In ways large and not so large, researchers are leveraging high-performance computing.
From mapping sunspots to mapping genomes to optimizing search engines, high-performance computing is uniquely positioned to illuminate the inner workings of natural phenomena and of human endeavors.
High-performance computing makes it possible to take systems more complex than we can imagine, model them mathematically, and analyze or improve these systems, often by solving countless equations in a second’s time.
HPC, as it’s called, lets car manufacturers run crash tests virtually, reliably and cheaply. It helps biologists simulate the activities of a cell and it enables physicists to model the flows of plasma in a nuclear fusion reactor. UPS and FedEx use HPC to select the best way, among millions of options, of routing thousands of drivers to their destinations.
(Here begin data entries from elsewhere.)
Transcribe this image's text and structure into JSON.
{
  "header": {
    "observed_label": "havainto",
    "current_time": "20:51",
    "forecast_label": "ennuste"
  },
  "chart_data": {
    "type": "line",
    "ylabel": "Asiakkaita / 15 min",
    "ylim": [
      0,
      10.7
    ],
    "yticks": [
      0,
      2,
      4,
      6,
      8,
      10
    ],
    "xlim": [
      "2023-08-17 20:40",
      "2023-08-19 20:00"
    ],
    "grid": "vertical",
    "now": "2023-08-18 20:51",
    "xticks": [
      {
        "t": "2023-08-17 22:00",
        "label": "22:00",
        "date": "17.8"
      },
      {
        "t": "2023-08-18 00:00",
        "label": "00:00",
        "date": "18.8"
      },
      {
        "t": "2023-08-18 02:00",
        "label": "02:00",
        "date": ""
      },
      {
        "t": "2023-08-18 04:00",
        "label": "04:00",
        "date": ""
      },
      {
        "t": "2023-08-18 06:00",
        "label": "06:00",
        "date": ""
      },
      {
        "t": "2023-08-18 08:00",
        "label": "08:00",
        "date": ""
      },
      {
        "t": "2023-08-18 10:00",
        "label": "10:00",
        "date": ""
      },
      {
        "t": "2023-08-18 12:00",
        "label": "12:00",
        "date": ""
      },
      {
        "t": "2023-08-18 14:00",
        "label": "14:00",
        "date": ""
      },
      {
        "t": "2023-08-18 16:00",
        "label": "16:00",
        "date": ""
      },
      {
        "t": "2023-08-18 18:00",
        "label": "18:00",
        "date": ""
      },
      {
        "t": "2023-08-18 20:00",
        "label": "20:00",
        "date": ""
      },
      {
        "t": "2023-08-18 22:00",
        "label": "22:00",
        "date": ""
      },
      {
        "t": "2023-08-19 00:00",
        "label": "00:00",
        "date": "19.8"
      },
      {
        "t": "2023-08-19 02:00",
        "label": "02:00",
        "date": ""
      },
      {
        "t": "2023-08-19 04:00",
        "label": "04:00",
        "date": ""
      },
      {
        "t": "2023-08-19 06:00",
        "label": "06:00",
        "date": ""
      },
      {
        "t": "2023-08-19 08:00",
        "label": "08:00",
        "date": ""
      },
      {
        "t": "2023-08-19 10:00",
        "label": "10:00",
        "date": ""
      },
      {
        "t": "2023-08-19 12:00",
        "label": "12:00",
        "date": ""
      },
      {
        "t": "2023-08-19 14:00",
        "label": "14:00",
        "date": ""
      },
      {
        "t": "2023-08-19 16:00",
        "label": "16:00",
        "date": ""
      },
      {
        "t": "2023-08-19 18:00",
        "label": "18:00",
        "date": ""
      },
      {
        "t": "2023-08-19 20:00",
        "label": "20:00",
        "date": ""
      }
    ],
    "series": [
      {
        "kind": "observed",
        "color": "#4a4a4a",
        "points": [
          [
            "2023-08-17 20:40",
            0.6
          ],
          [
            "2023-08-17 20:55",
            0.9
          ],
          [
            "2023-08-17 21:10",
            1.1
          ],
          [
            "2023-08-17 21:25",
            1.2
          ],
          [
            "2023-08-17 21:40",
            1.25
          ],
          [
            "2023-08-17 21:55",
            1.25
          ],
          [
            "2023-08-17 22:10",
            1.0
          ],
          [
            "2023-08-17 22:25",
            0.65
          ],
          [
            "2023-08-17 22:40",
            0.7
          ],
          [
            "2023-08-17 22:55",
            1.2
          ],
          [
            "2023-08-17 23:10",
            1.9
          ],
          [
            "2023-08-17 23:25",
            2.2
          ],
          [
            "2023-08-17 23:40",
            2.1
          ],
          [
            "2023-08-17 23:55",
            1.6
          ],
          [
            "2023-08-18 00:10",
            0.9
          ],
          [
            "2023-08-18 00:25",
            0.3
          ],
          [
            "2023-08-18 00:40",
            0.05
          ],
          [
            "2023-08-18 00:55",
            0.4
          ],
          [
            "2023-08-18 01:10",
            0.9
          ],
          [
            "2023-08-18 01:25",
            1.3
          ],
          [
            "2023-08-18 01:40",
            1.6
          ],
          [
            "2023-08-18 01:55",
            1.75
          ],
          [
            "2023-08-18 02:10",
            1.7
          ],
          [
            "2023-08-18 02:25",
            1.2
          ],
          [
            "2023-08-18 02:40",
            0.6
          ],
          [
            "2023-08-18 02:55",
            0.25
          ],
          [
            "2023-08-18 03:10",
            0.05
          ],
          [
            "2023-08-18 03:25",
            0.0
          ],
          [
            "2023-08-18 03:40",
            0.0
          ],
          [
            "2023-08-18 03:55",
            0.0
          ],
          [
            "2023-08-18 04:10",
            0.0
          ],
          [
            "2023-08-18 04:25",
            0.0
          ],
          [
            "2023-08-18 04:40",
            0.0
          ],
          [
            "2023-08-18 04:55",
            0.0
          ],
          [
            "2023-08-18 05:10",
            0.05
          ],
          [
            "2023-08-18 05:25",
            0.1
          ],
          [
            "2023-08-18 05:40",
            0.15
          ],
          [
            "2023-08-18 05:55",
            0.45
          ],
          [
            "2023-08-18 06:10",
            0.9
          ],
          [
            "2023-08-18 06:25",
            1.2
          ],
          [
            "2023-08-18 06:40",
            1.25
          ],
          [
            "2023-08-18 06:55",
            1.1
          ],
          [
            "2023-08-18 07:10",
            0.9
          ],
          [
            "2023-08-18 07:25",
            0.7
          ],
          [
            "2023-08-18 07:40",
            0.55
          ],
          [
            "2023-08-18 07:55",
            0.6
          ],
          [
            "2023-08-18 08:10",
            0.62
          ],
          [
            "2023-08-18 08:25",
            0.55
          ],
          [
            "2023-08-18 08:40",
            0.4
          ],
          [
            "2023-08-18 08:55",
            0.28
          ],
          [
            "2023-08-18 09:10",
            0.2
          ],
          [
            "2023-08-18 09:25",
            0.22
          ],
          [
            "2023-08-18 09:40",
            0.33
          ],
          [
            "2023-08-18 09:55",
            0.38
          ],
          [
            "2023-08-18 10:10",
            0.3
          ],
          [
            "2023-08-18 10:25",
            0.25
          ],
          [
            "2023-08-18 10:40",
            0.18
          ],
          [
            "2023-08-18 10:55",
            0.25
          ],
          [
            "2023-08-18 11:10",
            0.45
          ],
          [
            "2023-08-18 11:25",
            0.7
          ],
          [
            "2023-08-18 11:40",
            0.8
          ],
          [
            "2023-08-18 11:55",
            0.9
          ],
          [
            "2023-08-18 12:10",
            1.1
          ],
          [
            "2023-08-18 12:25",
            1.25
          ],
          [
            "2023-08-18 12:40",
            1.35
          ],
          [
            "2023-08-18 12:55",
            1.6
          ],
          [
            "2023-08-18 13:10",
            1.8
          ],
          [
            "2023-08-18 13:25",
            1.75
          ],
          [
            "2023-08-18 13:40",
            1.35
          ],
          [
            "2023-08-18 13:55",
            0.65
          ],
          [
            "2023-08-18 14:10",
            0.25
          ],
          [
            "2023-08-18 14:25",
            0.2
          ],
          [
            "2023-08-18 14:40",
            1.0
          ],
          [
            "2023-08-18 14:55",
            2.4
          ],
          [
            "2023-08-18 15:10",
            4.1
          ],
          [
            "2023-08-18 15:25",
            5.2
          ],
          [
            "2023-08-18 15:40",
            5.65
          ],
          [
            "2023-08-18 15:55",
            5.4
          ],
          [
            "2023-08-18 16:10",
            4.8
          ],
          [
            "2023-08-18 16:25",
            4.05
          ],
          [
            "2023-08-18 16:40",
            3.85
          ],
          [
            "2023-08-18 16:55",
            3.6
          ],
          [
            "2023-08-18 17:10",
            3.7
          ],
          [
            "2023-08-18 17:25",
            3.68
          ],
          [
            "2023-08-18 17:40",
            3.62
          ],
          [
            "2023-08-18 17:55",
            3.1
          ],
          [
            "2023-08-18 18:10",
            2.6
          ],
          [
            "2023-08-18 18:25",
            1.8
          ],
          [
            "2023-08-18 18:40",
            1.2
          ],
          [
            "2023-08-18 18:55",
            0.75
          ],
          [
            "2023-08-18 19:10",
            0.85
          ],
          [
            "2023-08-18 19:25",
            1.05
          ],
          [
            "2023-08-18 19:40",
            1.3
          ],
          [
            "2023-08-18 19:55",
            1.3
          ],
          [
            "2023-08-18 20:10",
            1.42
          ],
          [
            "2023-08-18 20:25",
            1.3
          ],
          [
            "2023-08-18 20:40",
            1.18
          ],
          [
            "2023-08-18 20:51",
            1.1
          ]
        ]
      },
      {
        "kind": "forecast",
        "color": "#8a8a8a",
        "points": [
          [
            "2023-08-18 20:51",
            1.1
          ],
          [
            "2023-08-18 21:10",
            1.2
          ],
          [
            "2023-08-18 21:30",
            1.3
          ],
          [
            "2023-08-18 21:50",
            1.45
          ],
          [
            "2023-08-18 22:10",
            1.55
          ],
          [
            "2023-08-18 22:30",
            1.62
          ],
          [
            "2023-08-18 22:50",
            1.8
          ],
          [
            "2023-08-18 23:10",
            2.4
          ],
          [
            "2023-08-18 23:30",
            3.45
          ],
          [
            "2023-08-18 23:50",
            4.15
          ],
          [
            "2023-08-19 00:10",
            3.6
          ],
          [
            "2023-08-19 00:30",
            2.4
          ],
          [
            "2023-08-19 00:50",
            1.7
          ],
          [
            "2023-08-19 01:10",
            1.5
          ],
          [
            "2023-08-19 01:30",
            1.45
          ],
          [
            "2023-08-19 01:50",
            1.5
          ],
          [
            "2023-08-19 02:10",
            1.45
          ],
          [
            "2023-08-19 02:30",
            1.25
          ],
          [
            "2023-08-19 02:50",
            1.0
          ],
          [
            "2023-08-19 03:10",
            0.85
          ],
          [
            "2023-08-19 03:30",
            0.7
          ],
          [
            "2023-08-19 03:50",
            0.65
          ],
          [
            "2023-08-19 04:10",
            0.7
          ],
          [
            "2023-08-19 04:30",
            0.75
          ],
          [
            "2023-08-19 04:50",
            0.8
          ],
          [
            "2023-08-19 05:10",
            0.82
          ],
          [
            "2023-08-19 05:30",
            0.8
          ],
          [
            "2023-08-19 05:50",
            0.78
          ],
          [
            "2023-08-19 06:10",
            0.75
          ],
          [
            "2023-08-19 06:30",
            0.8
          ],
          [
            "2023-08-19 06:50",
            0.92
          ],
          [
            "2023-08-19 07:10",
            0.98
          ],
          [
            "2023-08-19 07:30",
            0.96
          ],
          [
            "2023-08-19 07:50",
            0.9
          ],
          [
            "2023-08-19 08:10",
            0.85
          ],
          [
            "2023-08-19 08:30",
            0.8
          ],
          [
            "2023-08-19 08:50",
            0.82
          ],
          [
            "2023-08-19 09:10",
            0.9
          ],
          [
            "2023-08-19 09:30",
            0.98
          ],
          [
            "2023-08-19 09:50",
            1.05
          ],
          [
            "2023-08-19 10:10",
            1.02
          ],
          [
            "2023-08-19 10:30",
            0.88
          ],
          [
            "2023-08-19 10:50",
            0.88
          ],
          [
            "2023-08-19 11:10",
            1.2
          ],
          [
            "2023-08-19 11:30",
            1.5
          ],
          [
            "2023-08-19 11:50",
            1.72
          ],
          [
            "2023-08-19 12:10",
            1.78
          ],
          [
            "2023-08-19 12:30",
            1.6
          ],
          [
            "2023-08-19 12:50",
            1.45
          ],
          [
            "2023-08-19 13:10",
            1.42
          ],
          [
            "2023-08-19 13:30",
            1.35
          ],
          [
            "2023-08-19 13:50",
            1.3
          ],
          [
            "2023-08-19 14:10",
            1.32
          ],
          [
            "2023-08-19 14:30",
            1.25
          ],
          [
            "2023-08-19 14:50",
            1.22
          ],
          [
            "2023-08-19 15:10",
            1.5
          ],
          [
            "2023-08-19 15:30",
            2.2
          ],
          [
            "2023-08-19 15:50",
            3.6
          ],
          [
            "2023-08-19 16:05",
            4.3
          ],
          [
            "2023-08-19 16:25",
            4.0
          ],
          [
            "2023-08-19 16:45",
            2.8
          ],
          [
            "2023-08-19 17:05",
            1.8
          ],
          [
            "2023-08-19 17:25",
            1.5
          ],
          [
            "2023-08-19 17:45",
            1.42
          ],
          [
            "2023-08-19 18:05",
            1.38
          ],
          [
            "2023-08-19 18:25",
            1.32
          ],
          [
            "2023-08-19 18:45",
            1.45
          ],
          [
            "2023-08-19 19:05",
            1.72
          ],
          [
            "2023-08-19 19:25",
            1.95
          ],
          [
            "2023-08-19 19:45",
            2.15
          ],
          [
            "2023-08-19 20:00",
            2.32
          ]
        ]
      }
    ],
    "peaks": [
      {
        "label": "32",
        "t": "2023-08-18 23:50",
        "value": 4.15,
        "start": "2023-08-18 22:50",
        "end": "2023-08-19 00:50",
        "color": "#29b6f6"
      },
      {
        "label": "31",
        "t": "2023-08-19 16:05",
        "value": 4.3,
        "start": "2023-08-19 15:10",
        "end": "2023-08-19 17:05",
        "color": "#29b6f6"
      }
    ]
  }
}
HPC also brings rocket science to everyday life. One manufacturer of household appliances upgraded its computer cluster to solve the intertwined demands of product safety, supply chain management and protective packaging. A coffee maker used finite element analysis to model and solve problems caused by gas buildup when it switched from metal to plastic containers.
Because of its very nature, says Ted Ralphs, associate professor of industrial and systems engineering, HPC is becoming more accessible. HPC tackles a large task by dividing it into subtasks and assigning these to processors that work in parallel to solve them. As these processors grow smaller and more affordable, says Ralphs, every workstation and desktop PC becomes a potential contributor to an HPC infrastructure.
“One big trend in HPC is that hardware is becoming more commoditized,” says Ralphs, who led Lehigh’s HPC steering committee for eight years. “It used to be that your PC was good only for basic functions and that you had to switch to a large machine to do a big job.
“Today, you can buy a group of PCs off the shelf, link them with a fast network connection and do perfectly acceptable parallel computing. Special processors are required less and less. Off-the-shelf equipment has enough power and memory for many tasks.”
Lehigh in the past four years has greatly expanded its HPC facilities with half a dozen strategic purchases of computer clusters, workstations and storage hardware. The university has also installed the Condor Project, which marshals all campus computing power – HPC facilities as well as the capacity of several thousand PCs in Lehigh’s public labs when those PCs are idle – to run large tasks.
“Condor is in constant communication with the computers on campus,” says Ralphs. “It identifies machines with capacity that’s not being used, and sends tasks to them. Not many campuses have this level of opportunistic computing that taps into commodity hardware.”
Computing and HPC underlie most of Lehigh’s major research efforts. Mathematicians use HPC to search for strange number pairs for security codes. Electrical engineers investigate signal processing as well as the energy costs associated with data warehousing. Biologists and bioengineers model the behavior of molecules, and geologists project climate change patterns.
Computer scientists use HPC to investigate computer-vision and pattern-recognition technologies. Mechanical engineers and physicists model the dynamic flow of fluids, including the plasma in nuclear fusion reactors. Physicists run numerical simulations to calculate the atomic structures and vibrational properties of material defects in semiconductors.
Lehigh will examine the state of the art in HPC when it hosts a workshop Oct. 5–6 titled “Computational Engineering & Science/HPC: Enabling New Discoveries.”
The following articles showcase some of the uses HPC has found at Lehigh.
Dividing and conquering
Optimization problems, says Ted Ralphs, are tailor-made for HPC. Take the routing of delivery trucks. You must evaluate thousands of possible ways of assigning 100 drivers each to deliver 25 packages and identify the one solution that requires the fewest driver-miles.
“An optimization problem lends itself to a divide-and-conquer approach,” says Ralphs. “You divide a set of problems into portions and mathematically prove that certain portions will or will not yield useful information. This is a naturally parallelizable process because you give each portion of a problem to a different processor.”
Parallel processing, says Ralphs, thrives when all processors are busy all of the time doing productive work. Avoiding “down time,” however, is challenging when using a large number of processors. You do not know in advance how much work each portion of your problem will require. If half the portions are solved quickly, the computing capacity assigned to them will sit idle while the other portions are being solved.
“Idle time,” says Ralphs, “means your computing capacity is not paying its way.”